Rétention de la CENAP : Etat de droit ou « Etat de nature » ?

mercredi 20 juillet 2016 Politique


A la lecture du « Contrat social » de Jean-Jacques Rousseau, homme de lettres français du XVII Ième siècle, l’on remarque que l’un des principaux instigateurs de la révolution de 1789 interpelle l’humanité tout entière sur ce que l’Homme étant un Etre social devrait se conformer aux règles par lui-même mises en place pour réguler le fonctionnement de la République aujourd’hui devenue et faire en sorte que chacun cède une partie de sa liberté pour conférer aux institutions un droit de regard sur les actes qu’il pose et donc considérer que tous les hommes sont égaux devant la loi. Ce qui se passe ici ne répond pas à ce principe qui devrait cependant être de mise dans une Démocratie digne de ce nom.

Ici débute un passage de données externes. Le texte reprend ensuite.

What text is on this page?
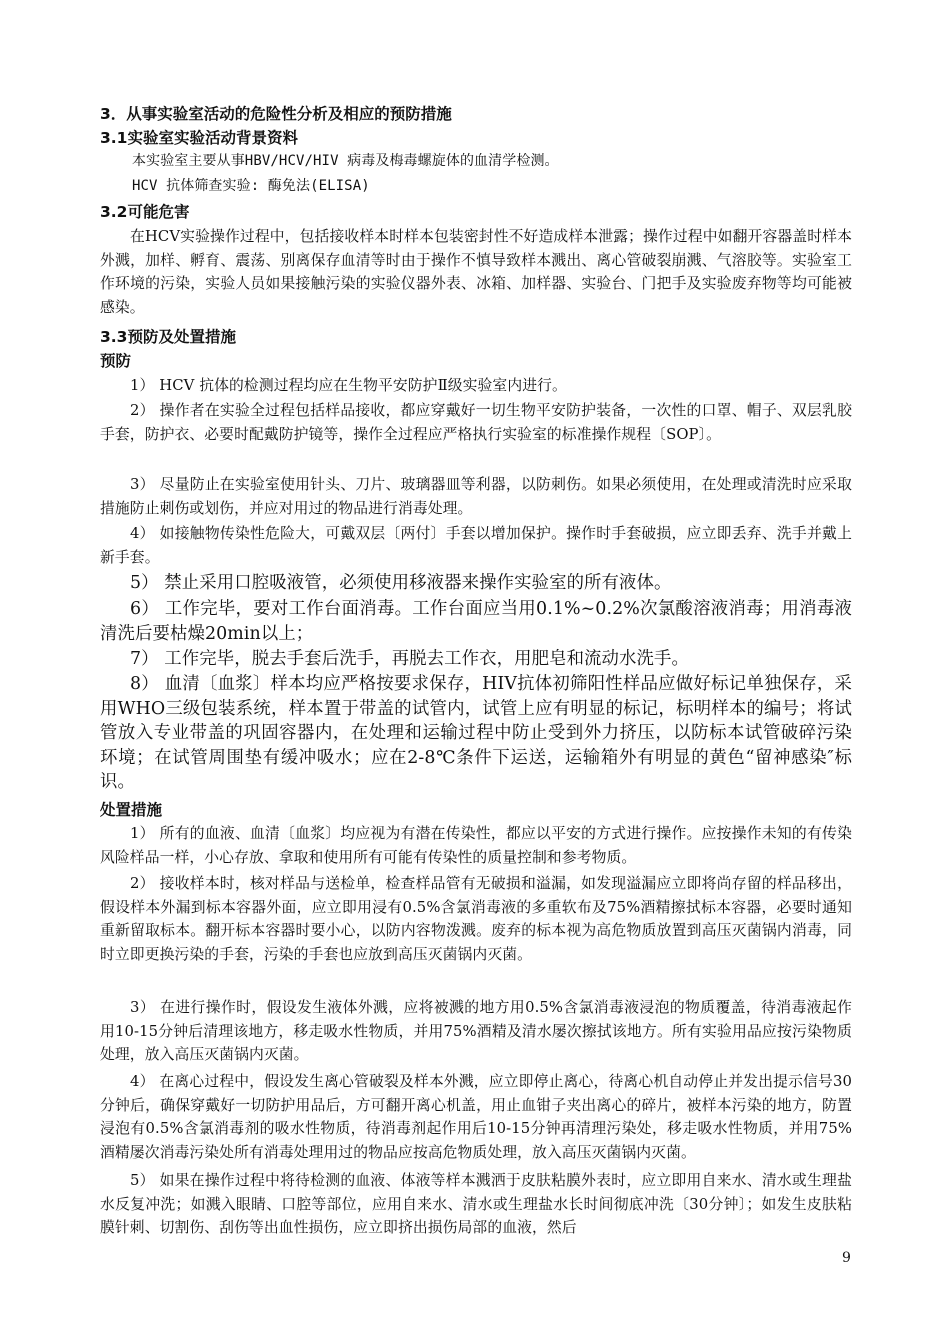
3．从事实验室活动的危险性分析及相应的预防措施
3.1实验室实验活动背景资料
本实验室主要从事HBV/HCV/HIV 病毒及梅毒螺旋体的血清学检测。
HCV 抗体筛查实验: 酶免法(ELISA)
3.2可能危害
在HCV实验操作过程中，包括接收样本时样本包装密封性不好造成样本泄露；操作过程中如翻开容器盖时样本外溅，加样、孵育、震荡、别离保存血清等时由于操作不慎导致样本溅出、离心管破裂崩溅、气溶胶等。实验室工作环境的污染，实验人员如果接触污染的实验仪器外表、冰箱、加样器、实验台、门把手及实验废弃物等均可能被感染。
3.3预防及处置措施
预防
1） HCV 抗体的检测过程均应在生物平安防护Ⅱ级实验室内进行。
2） 操作者在实验全过程包括样品接收，都应穿戴好一切生物平安防护装备，一次性的口罩、帽子、双层乳胶手套，防护衣、必要时配戴防护镜等，操作全过程应严格执行实验室的标准操作规程〔SOP〕。
3） 尽量防止在实验室使用针头、刀片、玻璃器皿等利器，以防刺伤。如果必须使用，在处理或清洗时应采取措施防止刺伤或划伤，并应对用过的物品进行消毒处理。
4） 如接触物传染性危险大，可戴双层〔两付〕手套以增加保护。操作时手套破损，应立即丢弃、洗手并戴上新手套。
5） 禁止采用口腔吸液管，必须使用移液器来操作实验室的所有液体。
6） 工作完毕，要对工作台面消毒。工作台面应当用0.1%~0.2%次氯酸溶液消毒；用消毒液清洗后要枯燥20min以上；
7） 工作完毕，脱去手套后洗手，再脱去工作衣，用肥皂和流动水洗手。
8） 血清〔血浆〕样本均应严格按要求保存，HIV抗体初筛阳性样品应做好标记单独保存，采用WHO三级包装系统，样本置于带盖的试管内，试管上应有明显的标记，标明样本的编号；将试管放入专业带盖的巩固容器内，在处理和运输过程中防止受到外力挤压，以防标本试管破碎污染环境；在试管周围垫有缓冲吸水；应在2-8℃条件下运送，运输箱外有明显的黄色“留神感染″标识。
处置措施
1） 所有的血液、血清〔血浆〕均应视为有潜在传染性，都应以平安的方式进行操作。应按操作未知的有传染风险样品一样，小心存放、拿取和使用所有可能有传染性的质量控制和参考物质。
2） 接收样本时，核对样品与送检单，检查样品管有无破损和溢漏，如发现溢漏应立即将尚存留的样品移出，假设样本外漏到标本容器外面，应立即用浸有0.5%含氯消毒液的多重软布及75%酒精擦拭标本容器，必要时通知重新留取标本。翻开标本容器时要小心，以防内容物泼溅。废弃的标本视为高危物质放置到高压灭菌锅内消毒，同时立即更换污染的手套，污染的手套也应放到高压灭菌锅内灭菌。
3） 在进行操作时，假设发生液体外溅，应将被溅的地方用0.5%含氯消毒液浸泡的物质覆盖，待消毒液起作用10-15分钟后清理该地方，移走吸水性物质，并用75%酒精及清水屡次擦拭该地方。所有实验用品应按污染物质处理，放入高压灭菌锅内灭菌。
4） 在离心过程中，假设发生离心管破裂及样本外溅，应立即停止离心，待离心机自动停止并发出提示信号30分钟后，确保穿戴好一切防护用品后，方可翻开离心机盖，用止血钳子夹出离心的碎片，被样本污染的地方，防置浸泡有0.5%含氯消毒剂的吸水性物质，待消毒剂起作用后10-15分钟再清理污染处，移走吸水性物质，并用75%酒精屡次消毒污染处所有消毒处理用过的物品应按高危物质处理，放入高压灭菌锅内灭菌。
5） 如果在操作过程中将待检测的血液、体液等样本溅洒于皮肤粘膜外表时，应立即用自来水、清水或生理盐水反复冲洗；如溅入眼睛、口腔等部位，应用自来水、清水或生理盐水长时间彻底冲洗〔30分钟〕；如发生皮肤粘膜针刺、切割伤、刮伤等出血性损伤，应立即挤出损伤局部的血液，然后
9
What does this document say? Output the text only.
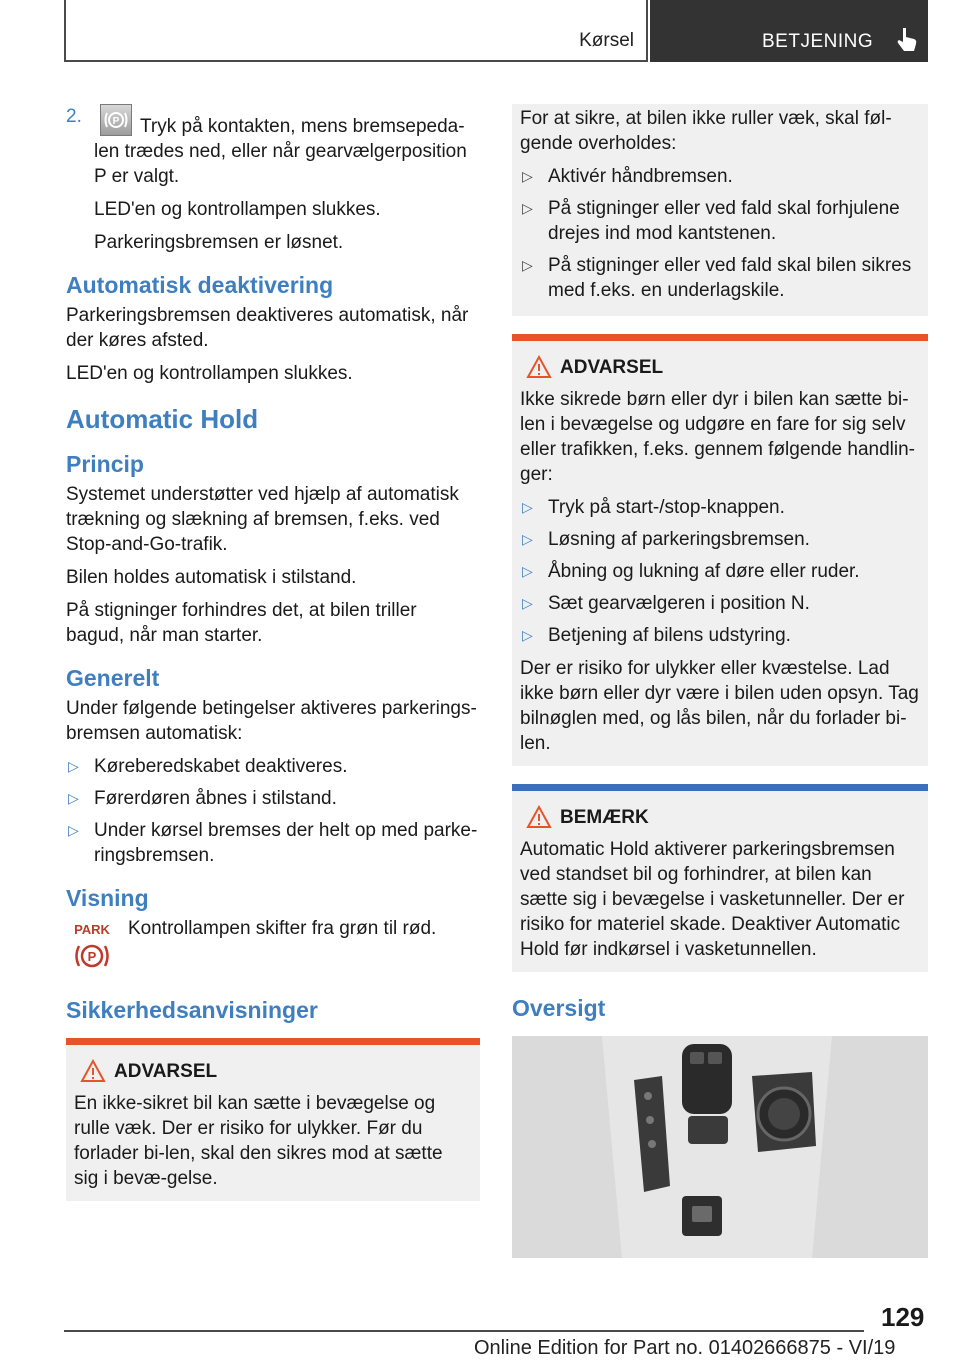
Kørsel	BETJENING
2.	P Tryk på kontakten, mens bremsepeda-len trædes ned, eller når gearvælgerposition P er valgt.

LED'en og kontrollampen slukkes.

Parkeringsbremsen er løsnet.

Automatisk deaktivering

Parkeringsbremsen deaktiveres automatisk, når der køres afsted.

LED'en og kontrollampen slukkes.

Automatic Hold
Princip

Systemet understøtter ved hjælp af automatisk trækning og slækning af bremsen, f.eks. ved Stop-and-Go-trafik.

Bilen holdes automatisk i stilstand.

På stigninger forhindres det, at bilen triller bagud, når man starter.

Generelt

Under følgende betingelser aktiveres parkerings-bremsen automatisk:

▷ Køreberedskabet deaktiveres.
▷ Førerdøren åbnes i stilstand.
▷ Under kørsel bremses der helt op med parke-ringsbremsen.
Visning
PARK
P

Kontrollampen skifter fra grøn til rød.

Sikkerhedsanvisninger
ADVARSEL

En ikke-sikret bil kan sætte i bevægelse og rulle væk. Der er risiko for ulykker. Før du forlader bi-len, skal den sikres mod at sætte sig i bevæ-gelse.

For at sikre, at bilen ikke ruller væk, skal føl-gende overholdes:

▷ Aktivér håndbremsen.
▷ På stigninger eller ved fald skal forhjulene drejes ind mod kantstenen.
▷ På stigninger eller ved fald skal bilen sikres med f.eks. en underlagskile.
ADVARSEL

Ikke sikrede børn eller dyr i bilen kan sætte bi-len i bevægelse og udgøre en fare for sig selv eller trafikken, f.eks. gennem følgende handlin-ger:

▷ Tryk på start-/stop-knappen.
▷ Løsning af parkeringsbremsen.
▷ Åbning og lukning af døre eller ruder.
▷ Sæt gearvælgeren i position N.
▷ Betjening af bilens udstyring.

Der er risiko for ulykker eller kvæstelse. Lad ikke børn eller dyr være i bilen uden opsyn. Tag bilnøglen med, og lås bilen, når du forlader bi-len.

BEMÆRK

Automatic Hold aktiverer parkeringsbremsen ved standset bil og forhindrer, at bilen kan sætte sig i bevægelse i vasketunneller. Der er risiko for materiel skade. Deaktiver Automatic Hold før indkørsel i vasketunnellen.

Oversigt
129
Online Edition for Part no. 01402666875 - VI/19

Si la Commission électorale nationale autonome et permanente, CENAP, a été mise en place par la volonté de tous les politiques gabonais, pourquoi ne pas les satisfaire tous au nom de l’impartialité et du pluralisme ?

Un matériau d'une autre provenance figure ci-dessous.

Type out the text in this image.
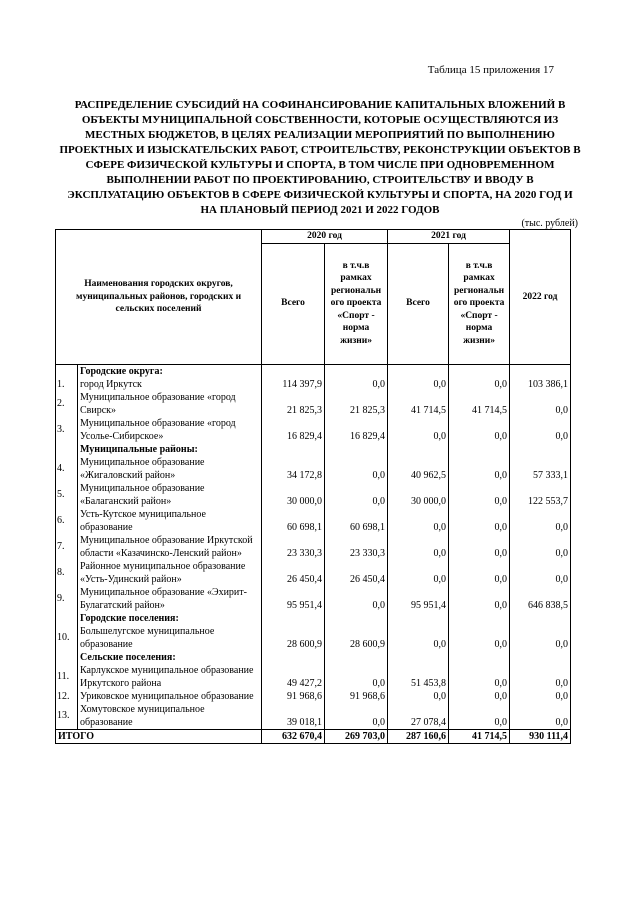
Таблица 15 приложения 17
РАСПРЕДЕЛЕНИЕ СУБСИДИЙ НА СОФИНАНСИРОВАНИЕ КАПИТАЛЬНЫХ ВЛОЖЕНИЙ В ОБЪЕКТЫ МУНИЦИПАЛЬНОЙ СОБСТВЕННОСТИ, КОТОРЫЕ ОСУЩЕСТВЛЯЮТСЯ ИЗ МЕСТНЫХ БЮДЖЕТОВ, В ЦЕЛЯХ РЕАЛИЗАЦИИ МЕРОПРИЯТИЙ ПО ВЫПОЛНЕНИЮ ПРОЕКТНЫХ И ИЗЫСКАТЕЛЬСКИХ РАБОТ, СТРОИТЕЛЬСТВУ, РЕКОНСТРУКЦИИ ОБЪЕКТОВ В СФЕРЕ ФИЗИЧЕСКОЙ КУЛЬТУРЫ И СПОРТА, В ТОМ ЧИСЛЕ ПРИ ОДНОВРЕМЕННОМ ВЫПОЛНЕНИИ РАБОТ ПО ПРОЕКТИРОВАНИЮ, СТРОИТЕЛЬСТВУ И ВВОДУ В ЭКСПЛУАТАЦИЮ ОБЪЕКТОВ В СФЕРЕ ФИЗИЧЕСКОЙ КУЛЬТУРЫ И СПОРТА, НА 2020 ГОД И НА ПЛАНОВЫЙ ПЕРИОД 2021 И 2022 ГОДОВ
(тыс. рублей)
Наименования городских округов, муниципальных районов, городских и сельских поселений		2020 год		2021 год		2022 год
		Всего	в т.ч.в рамках региональн ого проекта «Спорт - норма жизни»	Всего	в т.ч.в рамках региональн ого проекта «Спорт - норма жизни»	
	Городские округа:					
1.	город Иркутск	114 397,9	0,0	0,0	0,0	103 386,1
2.	Муниципальное образование «город Свирск»	21 825,3	21 825,3	41 714,5	41 714,5	0,0
3.	Муниципальное образование «город Усолье-Сибирское»	16 829,4	16 829,4	0,0	0,0	0,0
	Муниципальные районы:					
4.	Муниципальное образование «Жигаловский район»	34 172,8	0,0	40 962,5	0,0	57 333,1
5.	Муниципальное образование «Балаганский район»	30 000,0	0,0	30 000,0	0,0	122 553,7
6.	Усть-Кутское муниципальное образование	60 698,1	60 698,1	0,0	0,0	0,0
7.	Муниципальное образование Иркутской области «Казачинско-Ленский район»	23 330,3	23 330,3	0,0	0,0	0,0
8.	Районное муниципальное образование «Усть-Удинский район»	26 450,4	26 450,4	0,0	0,0	0,0
9.	Муниципальное образование «Эхирит-Булагатский район»	95 951,4	0,0	95 951,4	0,0	646 838,5
	Городские поселения:					
10.	Большелугское муниципальное образование	28 600,9	28 600,9	0,0	0,0	0,0
	Сельские поселения:					
11.	Карлукское муниципальное образование Иркутского района	49 427,2	0,0	51 453,8	0,0	0,0
12.	Уриковское муниципальное образование	91 968,6	91 968,6	0,0	0,0	0,0
13.	Хомутовское муниципальное образование	39 018,1	0,0	27 078,4	0,0	0,0
ИТОГО		632 670,4	269 703,0	287 160,6	41 714,5	930 111,4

Alors qu’approche la présidentielle tant attendue et que chacun veut être fixé sur son sort pour mieux affûter ses armes et mettre les chances de son côté, ce qui est de bon aloi, l’institution devant réguler le déroulement des opérations électorales vient encore de prouver qu’elle est partisane et acquise au camp au pouvoir, aux dires de l’opposition engagée dans un seul et même combat depuis quelques jours, celui de mettre fin au règne des Bongo. Selon ses propres dires l’opposition a montré son insouciance devant ses revendications légitimes portant sur l’accès, comme l’admet la loi, aux archives des pièces d’état civil du Président de la République Ali Bongo Ondimba.

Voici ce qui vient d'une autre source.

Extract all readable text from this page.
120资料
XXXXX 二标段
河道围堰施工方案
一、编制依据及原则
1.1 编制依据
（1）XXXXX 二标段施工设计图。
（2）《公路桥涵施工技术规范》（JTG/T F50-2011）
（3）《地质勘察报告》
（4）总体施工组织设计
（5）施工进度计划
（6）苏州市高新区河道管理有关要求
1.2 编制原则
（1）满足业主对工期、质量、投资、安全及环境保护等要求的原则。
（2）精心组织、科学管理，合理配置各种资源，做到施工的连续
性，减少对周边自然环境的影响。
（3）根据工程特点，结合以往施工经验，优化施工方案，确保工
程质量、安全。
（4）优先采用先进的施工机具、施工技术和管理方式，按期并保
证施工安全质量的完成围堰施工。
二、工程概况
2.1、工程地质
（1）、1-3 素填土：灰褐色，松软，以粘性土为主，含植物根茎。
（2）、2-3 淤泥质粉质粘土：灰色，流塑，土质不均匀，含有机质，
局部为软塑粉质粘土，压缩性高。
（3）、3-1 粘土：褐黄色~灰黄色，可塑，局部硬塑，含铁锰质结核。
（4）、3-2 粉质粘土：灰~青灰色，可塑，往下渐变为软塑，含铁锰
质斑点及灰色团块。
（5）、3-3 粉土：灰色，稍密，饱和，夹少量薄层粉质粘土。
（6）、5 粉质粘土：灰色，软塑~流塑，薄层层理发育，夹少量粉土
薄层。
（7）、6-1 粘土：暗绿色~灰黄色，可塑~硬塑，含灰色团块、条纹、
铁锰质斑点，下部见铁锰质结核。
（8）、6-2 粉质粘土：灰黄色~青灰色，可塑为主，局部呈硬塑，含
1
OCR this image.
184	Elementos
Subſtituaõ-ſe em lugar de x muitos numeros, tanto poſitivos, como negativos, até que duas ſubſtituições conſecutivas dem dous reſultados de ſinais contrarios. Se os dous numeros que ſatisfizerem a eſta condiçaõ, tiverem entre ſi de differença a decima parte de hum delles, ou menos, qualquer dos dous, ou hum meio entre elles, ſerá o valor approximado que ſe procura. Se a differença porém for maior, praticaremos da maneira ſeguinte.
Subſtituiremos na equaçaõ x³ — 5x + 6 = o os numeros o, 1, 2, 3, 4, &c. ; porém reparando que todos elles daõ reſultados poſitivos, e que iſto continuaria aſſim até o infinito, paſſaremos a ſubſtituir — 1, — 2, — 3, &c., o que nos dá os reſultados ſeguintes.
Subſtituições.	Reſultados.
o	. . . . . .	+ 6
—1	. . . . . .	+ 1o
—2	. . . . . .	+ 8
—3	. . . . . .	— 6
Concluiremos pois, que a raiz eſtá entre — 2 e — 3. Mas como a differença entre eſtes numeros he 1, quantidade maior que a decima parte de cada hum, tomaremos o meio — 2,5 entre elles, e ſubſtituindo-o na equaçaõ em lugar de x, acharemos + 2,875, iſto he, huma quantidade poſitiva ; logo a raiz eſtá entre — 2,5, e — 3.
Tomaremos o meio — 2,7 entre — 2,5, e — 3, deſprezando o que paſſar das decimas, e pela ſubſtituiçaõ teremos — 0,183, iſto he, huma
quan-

Autre argument venu soutenir sa thèse, le refus de René Aboghé Ella, président de la Cénap, de considérer les 3.000 lettres de contestation des citoyens électeurs et de les faire examiner par l’assemblée plénière. Autre fait encore et non des moindres, l’absence au sein de l’institution de ses membres durant les journées de samedi 16 et dimanche 17 juillet dernier, alors que l’on sait la sensibilité des dossiers soumis et l’échéance approchant à pas de géant.

D’où la décision de l’opposition qui dit vouloir recourir à un huissier pour l’établissement du constat qui démontre que même les responsables de la Commission électorale la représentant battent en retraite ou sont peut-être aux ordres tout naturellement parce qu’il se pourrait qu’ils soient mouillés, pense être privée de jouir de ses droits au nombre desquels celui de s’informer gage d’une démocratie agissante. Du coup se pose-t-elle la question de savoir si le jeu subtile de la Cénap ne vise pas à faire gagner du temps au camp au pouvoir et à lui en faire perdre dans le but de la disqualifier lors de la course à la présidence de la République.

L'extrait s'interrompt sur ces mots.